Le BJP - ou «parti du peuple indien» - est le bras politique du RSS et a placé, depuis qu’il a remporté les deux tiers des sièges de la Chambre basse en mai 2014, de nombreux membres de ce groupe dans les administrations, et particulièrement dans l’enseignement. Au niveau régional, les livres du controversé idéologue Dinanath Batra sont à présent distribués aux écoliers de primaire et secondaire de l’Etat du Gujarat, qui a été dirigé par Narendra Modi pendant treize ans. Ceux-ci transforment la mythologie hindoue en histoire pour avancer que la reproduction de cellules souches et les voitures existaient déjà à l’époque védique (- 1 750 à - 500 ans avant notre ère), en se basant sur les exploits des dieux du Mahabharata. Les historiens indiens s’étranglent, mais cela ne freine pas la progression de ce fondamentaliste de 83 ans : il vient d’être nommé à la tête du comité de conseil de l’éducation de l’Etat de l’Haryana (frontalier avec celui de Delhi), récemment conquis par le BJP. L’une des premières réformes qu’il veut apporter est l’introduction d’extraits du Gita, la Bible hindoue, dans le programme scolaire régional.

«PÉRIODE DORÉE»

«L’enseignement de l’histoire est extrêmement politique en Inde, analyse l’écrivain Nilanjan Mukhopadhyay.
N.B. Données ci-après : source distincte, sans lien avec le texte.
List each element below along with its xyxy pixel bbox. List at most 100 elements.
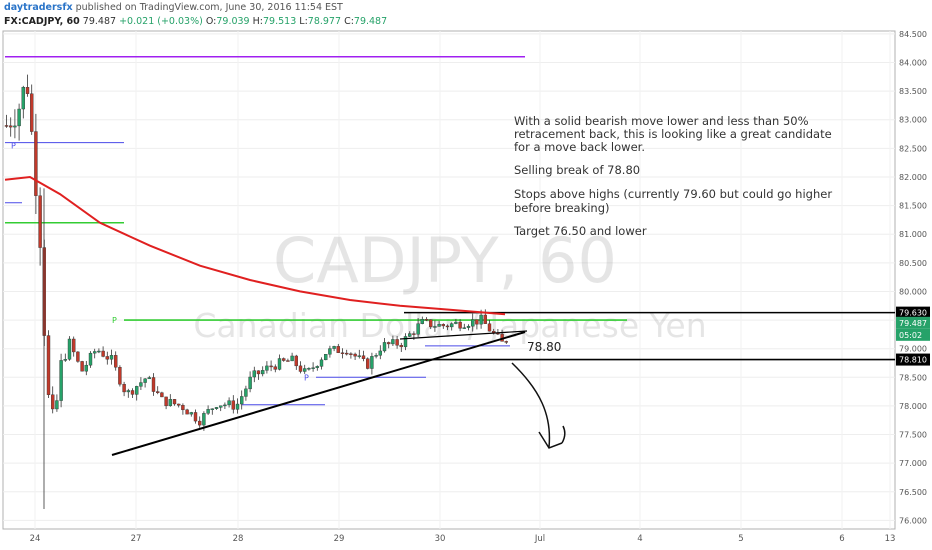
price-label-break: 78.810 bbox=[899, 356, 927, 365]
symbol-label[interactable]: FX:CADJPY, 60 bbox=[4, 16, 80, 27]
price-label-last: 79.487 bbox=[899, 319, 927, 328]
x-tick-label: 27 bbox=[131, 534, 142, 544]
annotation-line-10: Target 76.50 and lower bbox=[513, 224, 647, 238]
price-label-stop: 79.630 bbox=[899, 309, 927, 318]
y-tick-label: 77.500 bbox=[899, 431, 927, 440]
candle-body bbox=[80, 361, 84, 372]
publish-text: published on TradingView.com, June 30, 2… bbox=[75, 2, 343, 13]
candle-body bbox=[294, 355, 298, 367]
candle-body bbox=[445, 325, 450, 328]
watermark-symbol: CADJPY, 60 bbox=[273, 224, 617, 297]
x-tick-label: 30 bbox=[435, 534, 446, 544]
candle-body bbox=[349, 353, 353, 355]
candle-body bbox=[214, 407, 219, 409]
candle-body bbox=[88, 352, 93, 366]
candle-body bbox=[181, 405, 185, 411]
pivot-blue-3-label: P bbox=[304, 373, 309, 382]
candle-body bbox=[126, 390, 131, 393]
candle-body bbox=[193, 412, 198, 422]
candle-body bbox=[319, 359, 324, 367]
candle-body bbox=[416, 323, 420, 335]
candle-body bbox=[248, 376, 252, 390]
y-tick-label: 83.500 bbox=[899, 87, 927, 96]
candle-body bbox=[130, 390, 135, 395]
candle-body bbox=[462, 327, 466, 329]
candle-body bbox=[361, 355, 366, 359]
price-label-last-bg bbox=[896, 316, 930, 329]
candle-body bbox=[210, 408, 215, 410]
annotation-text: With a solid bearish move lower and less… bbox=[513, 114, 832, 238]
candle-body bbox=[483, 314, 487, 324]
price-change: +0.021 (+0.03%) bbox=[119, 16, 203, 27]
candle-body bbox=[256, 370, 261, 375]
y-tick-label: 79.000 bbox=[899, 345, 927, 354]
candle-body bbox=[475, 319, 479, 325]
pivot-levels: P P P bbox=[5, 55, 895, 406]
candle-body bbox=[357, 355, 361, 357]
y-tick-label: 82.000 bbox=[899, 173, 927, 182]
moving-average-line bbox=[4, 175, 506, 316]
author-link[interactable]: daytradersfx bbox=[4, 2, 73, 13]
candle-body bbox=[395, 339, 399, 346]
y-tick-label: 77.000 bbox=[899, 459, 927, 468]
publish-info: daytradersfx published on TradingView.co… bbox=[4, 2, 343, 13]
candle-body bbox=[424, 319, 429, 321]
candles bbox=[4, 74, 508, 509]
candle-body bbox=[378, 350, 382, 356]
candle-body bbox=[92, 351, 97, 354]
candle-body bbox=[139, 382, 143, 387]
break-level-label: 78.80 bbox=[527, 340, 561, 354]
candle-body bbox=[143, 378, 147, 383]
y-tick-label: 76.000 bbox=[899, 516, 927, 525]
candle-body bbox=[265, 365, 269, 371]
candle-body bbox=[118, 367, 122, 385]
x-tick-label: 24 bbox=[30, 534, 41, 544]
y-tick-label: 78.500 bbox=[899, 373, 927, 382]
candle-body bbox=[366, 358, 370, 369]
candle-body bbox=[206, 409, 210, 414]
candle-body bbox=[340, 352, 345, 354]
x-tick-label: 4 bbox=[637, 534, 642, 544]
candle-body bbox=[408, 333, 412, 337]
candle-body bbox=[134, 386, 139, 395]
candle-body bbox=[168, 399, 173, 407]
candle-body bbox=[387, 342, 391, 345]
candle-body bbox=[105, 356, 110, 360]
candle-body bbox=[277, 358, 282, 370]
candle-body bbox=[433, 326, 437, 328]
candle-body bbox=[197, 420, 202, 426]
candle-body bbox=[382, 342, 387, 352]
close-label: C: bbox=[344, 16, 354, 27]
price-label-countdown: 05:02 bbox=[899, 331, 922, 340]
candle-body bbox=[4, 125, 9, 127]
y-tick-label: 83.000 bbox=[899, 116, 927, 125]
grid bbox=[3, 31, 895, 529]
annotation-line-8: before breaking) bbox=[514, 201, 610, 215]
price-label-break-bg bbox=[896, 353, 930, 366]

Le RSS considère que l’Inde a vécu sa période dorée à l’époque des dieux hindous et parle du règne des musulmans [notamment turcs et moghols, du XIIIe au XXe siècle ndlr] comme du "pillage islamique".» Et Narendra Modi est en accord avec ce qui ressemble à de la superstition. «Pendant les interviews que j’ai réalisées pour l’écriture de mon livre, je lui ai demandé quelle place il donnait à la communauté musulmane en Inde [13% de la population, ndlr], raconte Mukhopadhyay. Il a répondu qu’ils étaient les bienvenus à partir du moment où ils reconnaissaient nos dieux hindous. Pour lui, il n’y a pas de doute : ces dieux sont des personnages historiques réels.»

Devant une assemblée de docteurs, le Premier ministre a déclaré en octobre que l’existence du dieu Ganesh (dont la tête d’éléphant a été apposée sur un corps d’homme décapité) prouvait que la chirurgie esthétique était extrêmement ancienne en Inde. Cet inquiétant mélange entre mythe et histoire pourrait devenir de plus en plus courant avec la récente nomination de Sudershan Rao, un membre du RSS, à la tête du Conseil indien de recherche historique, qui a déclaré vouloir reprendre les textes mythologiques indiens écrits il y a deux mille ans pour étudier l’histoire de cette époque. «L’écriture de fiction a été développée il y a quelques siècles seulement, a affirmé Rao lors d’une interview. Les événements décrits dans ces livres se sont donc réellement passés.»